Radiation of 2 Gy decreased the number of mammospheres of MDA-MB-453 and MDA-MB-468 cells in continuous mammosphere culture (Fig. 2A), with mTOR phosphorylation also being inhibited (Fig. 2B and C). However, 1 Gy of ionizing radiation failed to markedly inhibit the number of mammospheres in these two cell lines, P>0.05 (Fig. 2A), despite the fact that it is known to play a role in the induction of cell apoptosis, as has been previously described (31–33). However, when 1 Gy of radiation and 20 µM rapamycin were combined, 1 Gy of radiation effectively reduced mammosphere formation efficiency (Fig. 2D), and effectively inhibited mTOR phosphorylation in the mammospheres (Fig. 2C and E).

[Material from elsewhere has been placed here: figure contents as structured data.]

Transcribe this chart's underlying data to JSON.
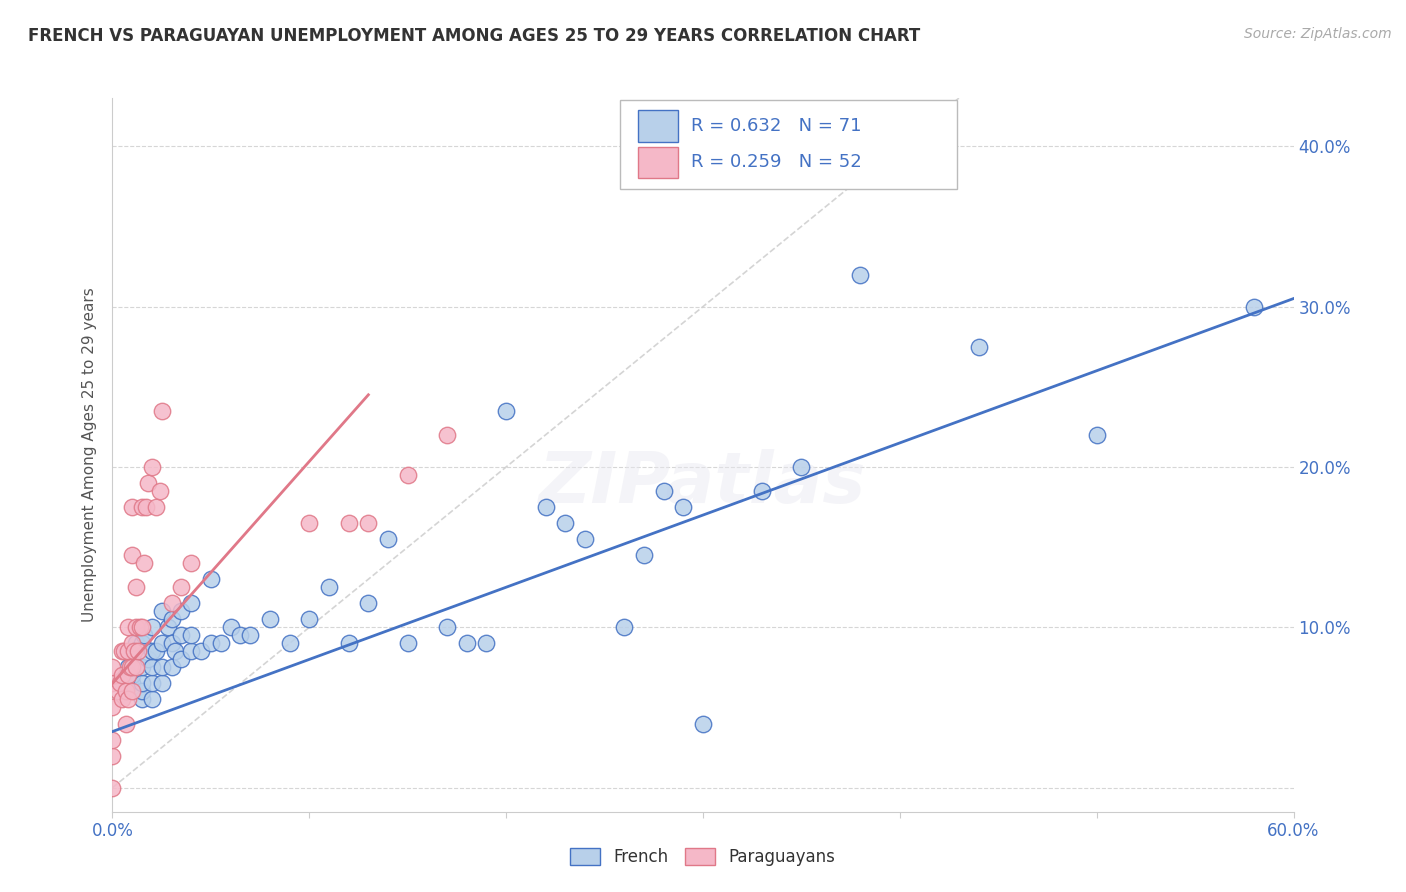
{
  "title": "FRENCH VS PARAGUAYAN UNEMPLOYMENT AMONG AGES 25 TO 29 YEARS CORRELATION CHART",
  "source": "Source: ZipAtlas.com",
  "ylabel": "Unemployment Among Ages 25 to 29 years",
  "xlim": [
    0.0,
    0.6
  ],
  "ylim": [
    -0.015,
    0.43
  ],
  "xticks": [
    0.0,
    0.1,
    0.2,
    0.3,
    0.4,
    0.5,
    0.6
  ],
  "xticklabels": [
    "0.0%",
    "",
    "",
    "",
    "",
    "",
    "60.0%"
  ],
  "yticks": [
    0.0,
    0.1,
    0.2,
    0.3,
    0.4
  ],
  "yticklabels_right": [
    "",
    "10.0%",
    "20.0%",
    "30.0%",
    "40.0%"
  ],
  "french_face_color": "#b8d0ea",
  "french_edge_color": "#4472c4",
  "paraguayan_face_color": "#f5b8c8",
  "paraguayan_edge_color": "#e07888",
  "trendline_french_color": "#4472c4",
  "trendline_paraguayan_color": "#e07888",
  "refline_color": "#d0d0d0",
  "watermark": "ZIPatlas",
  "background_color": "#ffffff",
  "tick_color": "#4472c4",
  "title_color": "#333333",
  "french_trendline_x": [
    0.0,
    0.6
  ],
  "french_trendline_y": [
    0.035,
    0.305
  ],
  "paraguayan_trendline_x": [
    0.0,
    0.13
  ],
  "paraguayan_trendline_y": [
    0.065,
    0.245
  ],
  "refline_x": [
    0.0,
    0.43
  ],
  "refline_y": [
    0.0,
    0.43
  ],
  "french_x": [
    0.005,
    0.007,
    0.008,
    0.009,
    0.01,
    0.01,
    0.01,
    0.012,
    0.015,
    0.015,
    0.015,
    0.015,
    0.015,
    0.016,
    0.018,
    0.02,
    0.02,
    0.02,
    0.02,
    0.02,
    0.022,
    0.025,
    0.025,
    0.025,
    0.025,
    0.028,
    0.03,
    0.03,
    0.03,
    0.032,
    0.035,
    0.035,
    0.035,
    0.04,
    0.04,
    0.04,
    0.045,
    0.05,
    0.05,
    0.055,
    0.06,
    0.065,
    0.07,
    0.08,
    0.09,
    0.1,
    0.11,
    0.12,
    0.13,
    0.14,
    0.15,
    0.17,
    0.18,
    0.19,
    0.2,
    0.22,
    0.23,
    0.24,
    0.26,
    0.27,
    0.28,
    0.29,
    0.3,
    0.33,
    0.35,
    0.38,
    0.4,
    0.44,
    0.5,
    0.58
  ],
  "french_y": [
    0.065,
    0.07,
    0.075,
    0.065,
    0.065,
    0.07,
    0.085,
    0.09,
    0.055,
    0.06,
    0.065,
    0.075,
    0.09,
    0.095,
    0.08,
    0.055,
    0.065,
    0.075,
    0.085,
    0.1,
    0.085,
    0.065,
    0.075,
    0.09,
    0.11,
    0.1,
    0.075,
    0.09,
    0.105,
    0.085,
    0.08,
    0.095,
    0.11,
    0.085,
    0.095,
    0.115,
    0.085,
    0.09,
    0.13,
    0.09,
    0.1,
    0.095,
    0.095,
    0.105,
    0.09,
    0.105,
    0.125,
    0.09,
    0.115,
    0.155,
    0.09,
    0.1,
    0.09,
    0.09,
    0.235,
    0.175,
    0.165,
    0.155,
    0.1,
    0.145,
    0.185,
    0.175,
    0.04,
    0.185,
    0.2,
    0.32,
    0.395,
    0.275,
    0.22,
    0.3
  ],
  "paraguayan_x": [
    0.0,
    0.0,
    0.0,
    0.0,
    0.0,
    0.0,
    0.003,
    0.004,
    0.005,
    0.005,
    0.005,
    0.006,
    0.007,
    0.007,
    0.008,
    0.008,
    0.008,
    0.008,
    0.009,
    0.01,
    0.01,
    0.01,
    0.01,
    0.01,
    0.011,
    0.012,
    0.012,
    0.012,
    0.013,
    0.014,
    0.015,
    0.015,
    0.016,
    0.017,
    0.018,
    0.02,
    0.022,
    0.024,
    0.025,
    0.03,
    0.035,
    0.04,
    0.1,
    0.12,
    0.13,
    0.15,
    0.17
  ],
  "paraguayan_y": [
    0.0,
    0.02,
    0.03,
    0.05,
    0.065,
    0.075,
    0.06,
    0.065,
    0.055,
    0.07,
    0.085,
    0.085,
    0.04,
    0.06,
    0.055,
    0.07,
    0.085,
    0.1,
    0.075,
    0.06,
    0.075,
    0.09,
    0.145,
    0.175,
    0.085,
    0.075,
    0.1,
    0.125,
    0.085,
    0.1,
    0.1,
    0.175,
    0.14,
    0.175,
    0.19,
    0.2,
    0.175,
    0.185,
    0.235,
    0.115,
    0.125,
    0.14,
    0.165,
    0.165,
    0.165,
    0.195,
    0.22
  ]
}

MnSOD is associated with mTOR activity in stem cells, and we noted that it was suppressed by both rapamycin and radiation (Figs. 1E and 2B). The inhibition of MnSOD sensitized BrCSCs to 1 Gy of radiation, and we noted that no significant difference between rapamycin- or mTOR siRNA-treated cells was observable (Fig. 3A and B). Both rapamycin and mTOR siRNAs decreased the self-renewal of cells, as did MnSOD siRNAs (Fig. 3C and D).

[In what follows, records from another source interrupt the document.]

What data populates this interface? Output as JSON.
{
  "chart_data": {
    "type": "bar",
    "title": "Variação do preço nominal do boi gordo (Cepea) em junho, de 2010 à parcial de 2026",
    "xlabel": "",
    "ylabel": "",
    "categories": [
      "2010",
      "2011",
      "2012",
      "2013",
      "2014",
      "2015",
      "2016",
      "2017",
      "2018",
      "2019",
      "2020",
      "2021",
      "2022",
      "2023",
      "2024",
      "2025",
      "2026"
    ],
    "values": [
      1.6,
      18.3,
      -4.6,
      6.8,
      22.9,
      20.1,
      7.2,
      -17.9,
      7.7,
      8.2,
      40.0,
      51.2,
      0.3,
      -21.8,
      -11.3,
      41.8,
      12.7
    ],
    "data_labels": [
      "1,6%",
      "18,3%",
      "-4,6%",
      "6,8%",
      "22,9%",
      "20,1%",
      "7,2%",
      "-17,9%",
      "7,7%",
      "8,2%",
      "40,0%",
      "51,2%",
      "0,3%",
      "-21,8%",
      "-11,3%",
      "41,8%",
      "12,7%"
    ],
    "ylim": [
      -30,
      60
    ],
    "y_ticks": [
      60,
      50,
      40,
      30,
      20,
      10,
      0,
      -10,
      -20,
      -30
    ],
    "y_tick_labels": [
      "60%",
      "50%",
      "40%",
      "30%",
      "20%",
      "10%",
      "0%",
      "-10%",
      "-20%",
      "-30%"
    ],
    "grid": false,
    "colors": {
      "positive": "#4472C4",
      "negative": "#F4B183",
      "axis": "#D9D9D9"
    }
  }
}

Although it is known that mTOR functions through Akt in many ways, it was not known whether mTOR inhibition induces repression of self-renewal through Akt, and the roles which Akt plays in the regulation of mTOR and MnSOD had not previously been explored. In the present study, we found that Akt inhibition decreased the mammo-sphere formation efficiency (MFE) of BrCSCs (Fig. 4A), and functioned the same way as mTOR inhibition, as had also been previously reported (34–36). The knockdown of Akt by Akt inhibitors (Akti-1/2, ab142088; Abcam, Cambridge, MA, USA) abolished the effects of rapamycin on radiation sensitization (Fig. 4B). To confirm the role of Akt in rapamycin-induced radiation sensitization, we subsequently used shRNA-Akt1 lentivirals, and similar results were detected compared to the usage of Akt inhibitors (Fig. 4C and D), and downstream MnSOD was not markedly influenced in Akt knockdown cells (Fig. 4E). Thus, we posit that the existence of Akt is required for the rapamycin regulation of MnSOD in the sensitization of BrCSCs to radiation-induced suppression (Fig. 4F).

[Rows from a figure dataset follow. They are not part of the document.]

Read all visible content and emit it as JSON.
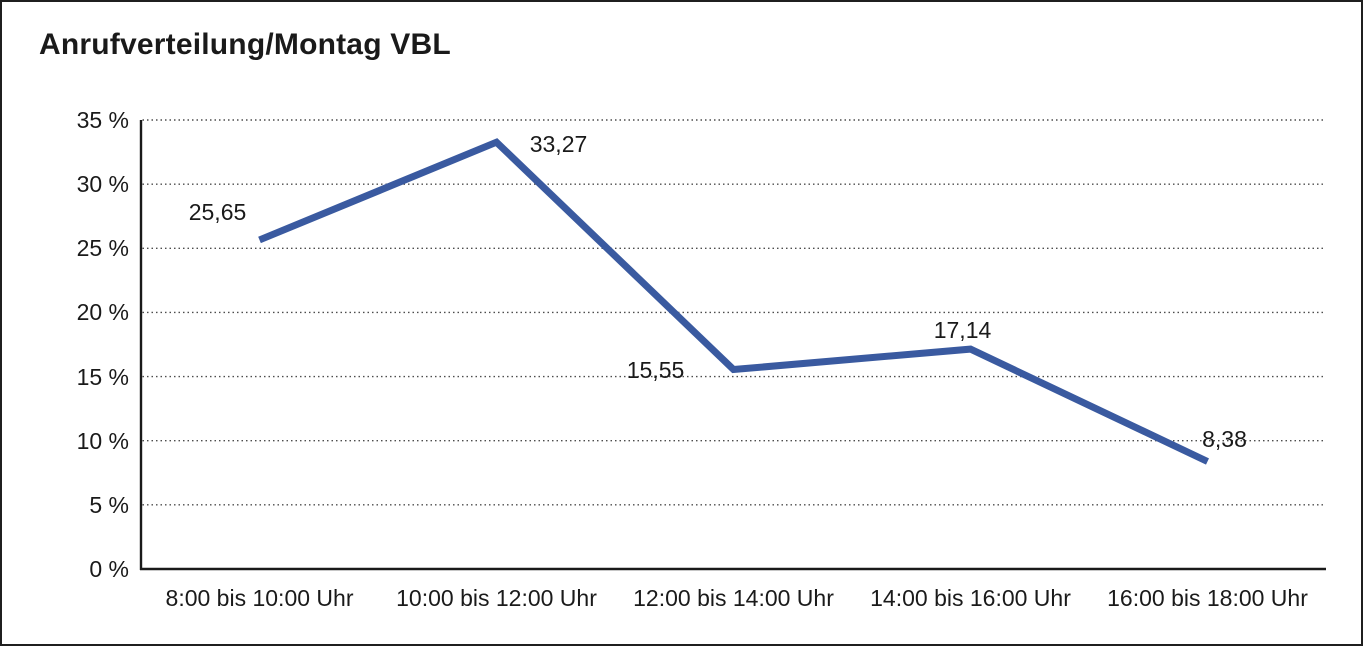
{
  "colors": {
    "line": "#3A5AA0",
    "axis": "#1A1A1A",
    "grid": "#4D4D4D",
    "text": "#1A1A1A",
    "border": "#1F1F1F",
    "background": "#FFFFFF"
  },
  "chart_data": {
    "type": "line",
    "title": "Anrufverteilung/Montag VBL",
    "categories": [
      "8:00 bis 10:00 Uhr",
      "10:00 bis 12:00 Uhr",
      "12:00 bis 14:00 Uhr",
      "14:00 bis 16:00 Uhr",
      "16:00 bis 18:00 Uhr"
    ],
    "values": [
      25.65,
      33.27,
      15.55,
      17.14,
      8.38
    ],
    "data_labels": [
      "25,65",
      "33,27",
      "15,55",
      "17,14",
      "8,38"
    ],
    "xlabel": "",
    "ylabel": "",
    "ylim": [
      0,
      35
    ],
    "ytick_step": 5,
    "ytick_labels": [
      "0 %",
      "5 %",
      "10 %",
      "15 %",
      "20 %",
      "25 %",
      "30 %",
      "35 %"
    ],
    "grid": "horizontal-dotted",
    "legend": "none"
  }
}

mTOR functions via the regulation of MnSOD in normal epithelial stem cell senescence and cancer cell fate (7); however, its roles in CSCs had not previously been discussed. Low ROS activity is one of the most effective biomarkers of a high ability to self-renew, something which has previously been achieved by induction of symmetric cell division (21). Our results showed that ROS activity was upregulated by rapamycin (Fig. 5A), and this was achieved by inhibition of MnSOD, as was also previously suggested (12,37). Moreover, we noted that Akt is also required for rapamycin sensitization of the radiotherapy response and ROS regulation (Fig. 5B). Increased ROS has been shown to promote the AD of CSCs, and results in repression of self-renewal, helping to sensitize CSCs to the effects of radiation (21,38,39). Asymmetric cell division was recognized through Akt distribution in dividing cells, as was also previously reported (21,29,40,41), and we identified the asymmetrically dividing stem cells by Akt staining at the division stage (Fig. 5C). As shown in Fig. 5D, we found that rapamycin increased the AD of stem cells, and enhanced the functions of low-dose radiation in relation to the induction of AD, which then resulted in the number of mammospheres decreasing. However, the combined functions of single factors failed to influence the ratio of symmetric division (SD), which may have been caused by the large number of symmetrically divided stem cells (data not shown). The undefined dividing cells in each group did not vary significantly (data not shown). The association between mTOR, MnSOD and Akt in stem cell regulation and treatment sensitizations, and the importance of Akt, are depicted in Fig. 5E.